Category Archives: Love

Roses

As symbolism for love and everything it entails, roses are the top of the line. I’m not sure where it all started or if it will ever end, but giving someone roses has always meant something. Whether you’re hurting, happy or receiving them for no reason at all, getting handed a rose is considered an international cure-all. Pretty interesting that we’ve all accepted this as fact.

In my backyard, there’s a rosebush. At the beginning of summer, it bloomed and provided a great number of flowers for me to do whatever I chose. I’ve never considered myself a green thumb, nor will I probably ever be considered that, but for some reason I took an immediate liking to these flowers. Below is a picture of the bush in full bloom.

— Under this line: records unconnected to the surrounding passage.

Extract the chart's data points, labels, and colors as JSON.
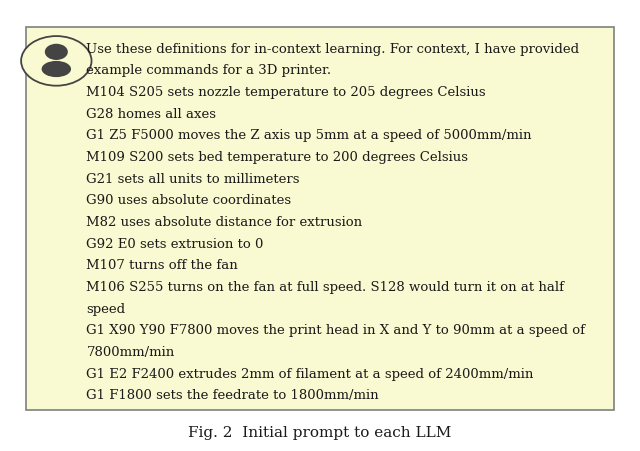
{
  "title": "Fig. 2  Initial prompt to each LLM",
  "box_bg_color": "#FAFAD2",
  "box_border_color": "#808080",
  "text_color": "#1a1a1a",
  "background_color": "#ffffff",
  "font_size": 9.5,
  "title_font_size": 11,
  "lines": [
    "Use these definitions for in-context learning. For context, I have provided",
    "example commands for a 3D printer.",
    "M104 S205 sets nozzle temperature to 205 degrees Celsius",
    "G28 homes all axes",
    "G1 Z5 F5000 moves the Z axis up 5mm at a speed of 5000mm/min",
    "M109 S200 sets bed temperature to 200 degrees Celsius",
    "G21 sets all units to millimeters",
    "G90 uses absolute coordinates",
    "M82 uses absolute distance for extrusion",
    "G92 E0 sets extrusion to 0",
    "M107 turns off the fan",
    "M106 S255 turns on the fan at full speed. S128 would turn it on at half",
    "speed",
    "G1 X90 Y90 F7800 moves the print head in X and Y to 90mm at a speed of",
    "7800mm/min",
    "G1 E2 F2400 extrudes 2mm of filament at a speed of 2400mm/min",
    "G1 F1800 sets the feedrate to 1800mm/min"
  ]
}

So, yeah. A great thing to look at when you walk out on the back porch and I never once complained about that. I viewed them often, gave several away, but for the most part just left them as they grew. But a few weeks after the photo was taken, the flowers began to die, and I was left with nothing more than a bush. See below.

Already having stated that I’m not a green thumb, the extinction of my beautiful flowers came as a sort of bummer. I kept wondering if they had been improperly taken care of–even going to the lengths to ask my grandmother if there was something I could do. Never one to sugarcoat things, she put it quite frankly when she told me the flowers were dead. Better luck next year.

But the damn thing about roses is that while the flower itself may have lost its bloom, the bush is still there. Full of thorns and the last place you want to rest your head, it’s still there and capable of reproducing the things that make it so desirable in the first place. I read once that you should never be upset that the rose has thorns, but rather to be glad the thorn-bush decided to grow roses. This seems overwhelmingly true.

So armed with water and an undying desire to restore beauty to my backyard, tender loving care has been applied and continued, never settling for the idea that the flowers are just dead. The flowers are never just dead. Not until you let them die.

This morning I walked out on my back porch to see a sight for truly sore eyes. It seems as though the thorn-bush has decided that it’s not giving up on me, either, and one-by-one the flowers that I once adored are re-appearing.

I guess the point is that things grow, they blossom and eventually, like all things, they die. But giving up sure seems like a silly thing to do. Especially when you know the bush is still alive.